News about Muntader al-Zaidi, the Iraqi reporter who threw his shoes at Bush during a press conference this week, has traveled quickly to alternating responses of horror and glee. The NYTimes reported that “Calling someone the “son of a shoe” is one of the worst insults in Iraq,” adding a new spin to what was already an obviously angry, insulting gesture.
This bold action has added yet another symbolic meaning to the humble shoe: that of irate protest, against American troops in Iraq, specifically. “In the Baghdad neighborhood of Sadr City, people calling for an immediate American withdrawal removed their footwear and placed the shoes and sandals at the end of long poles, waving them high in the air. And in the southern Iraqi city of Najaf, people threw their shoes at a passing American convoy.” Some Iraqis said these protests were a direct result of the democracy advocated by America. Ah, sweet sloppy irony.
In searching for a picture of a pile of shoes to include with this post, I was reminded that shoes have historically not only embodied fetishistic sexuality, but also bitter oppression. Concentration camps like Auschwitz hoarded heaps of shoes of their Jewish victims. Shoes were also. valuable bartering merchandise in concentration camps.

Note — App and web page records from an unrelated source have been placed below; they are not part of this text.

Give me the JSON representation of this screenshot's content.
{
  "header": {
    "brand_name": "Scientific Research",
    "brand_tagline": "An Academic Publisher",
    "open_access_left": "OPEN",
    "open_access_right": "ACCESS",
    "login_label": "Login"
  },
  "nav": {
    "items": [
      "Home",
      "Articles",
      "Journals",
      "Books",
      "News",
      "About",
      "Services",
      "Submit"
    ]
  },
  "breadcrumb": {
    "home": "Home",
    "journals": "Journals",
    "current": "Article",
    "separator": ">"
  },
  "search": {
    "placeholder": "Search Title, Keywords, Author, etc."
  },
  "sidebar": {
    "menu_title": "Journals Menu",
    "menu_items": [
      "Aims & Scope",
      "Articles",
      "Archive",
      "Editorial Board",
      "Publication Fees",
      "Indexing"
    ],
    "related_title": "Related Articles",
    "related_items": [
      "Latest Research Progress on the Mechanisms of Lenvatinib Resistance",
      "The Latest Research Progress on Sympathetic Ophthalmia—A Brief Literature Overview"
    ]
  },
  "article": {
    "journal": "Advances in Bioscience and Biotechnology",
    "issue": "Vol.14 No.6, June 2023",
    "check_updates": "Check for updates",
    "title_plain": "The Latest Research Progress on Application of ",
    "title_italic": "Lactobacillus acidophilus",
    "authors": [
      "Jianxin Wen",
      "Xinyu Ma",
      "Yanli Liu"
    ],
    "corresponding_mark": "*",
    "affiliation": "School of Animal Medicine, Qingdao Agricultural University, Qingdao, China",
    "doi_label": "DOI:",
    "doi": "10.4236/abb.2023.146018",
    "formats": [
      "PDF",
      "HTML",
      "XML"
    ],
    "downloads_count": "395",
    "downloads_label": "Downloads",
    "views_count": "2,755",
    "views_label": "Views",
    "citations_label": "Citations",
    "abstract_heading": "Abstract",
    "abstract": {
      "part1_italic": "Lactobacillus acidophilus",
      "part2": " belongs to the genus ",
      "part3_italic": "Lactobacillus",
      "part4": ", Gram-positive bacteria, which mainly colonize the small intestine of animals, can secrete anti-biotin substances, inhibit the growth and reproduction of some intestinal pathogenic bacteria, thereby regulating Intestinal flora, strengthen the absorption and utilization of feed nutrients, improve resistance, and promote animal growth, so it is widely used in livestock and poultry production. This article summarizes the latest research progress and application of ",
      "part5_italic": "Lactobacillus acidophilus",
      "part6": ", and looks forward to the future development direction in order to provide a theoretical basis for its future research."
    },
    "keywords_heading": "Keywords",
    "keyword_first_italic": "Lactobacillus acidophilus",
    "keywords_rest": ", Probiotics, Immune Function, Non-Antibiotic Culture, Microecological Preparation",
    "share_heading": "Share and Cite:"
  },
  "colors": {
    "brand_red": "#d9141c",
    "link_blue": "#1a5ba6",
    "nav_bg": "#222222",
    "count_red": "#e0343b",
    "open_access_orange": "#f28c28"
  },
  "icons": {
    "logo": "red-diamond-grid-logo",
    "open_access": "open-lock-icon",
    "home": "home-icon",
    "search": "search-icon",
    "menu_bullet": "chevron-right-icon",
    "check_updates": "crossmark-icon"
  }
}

By the way, $10 million has been offered to purchase the original infamous pair of black dress shoes. Consumeristic democracy in action!
1 comment
Ben Wheeler says:
May 29, 2009
When I worked for the government in former Soviet Georgia, I went along on several prison inspections, including an old prison in the capital, Tbilisi. It had been used to stage executions in Soviet times, which were done to violent criminals and political prisoners alike. The execution chamber was just a bleak room where the prisoner would be made to kneel facing the wall, and shot in the back of the head. It was a custom to save the prisoners’ shoes, either as a sick souvenir or a method of tracking who had been executed, and the closet in the execution room was still full of shoes — old, stringy, barely held together shoes that told of the poor conditions and likely the poverty of these prisoners’ lives.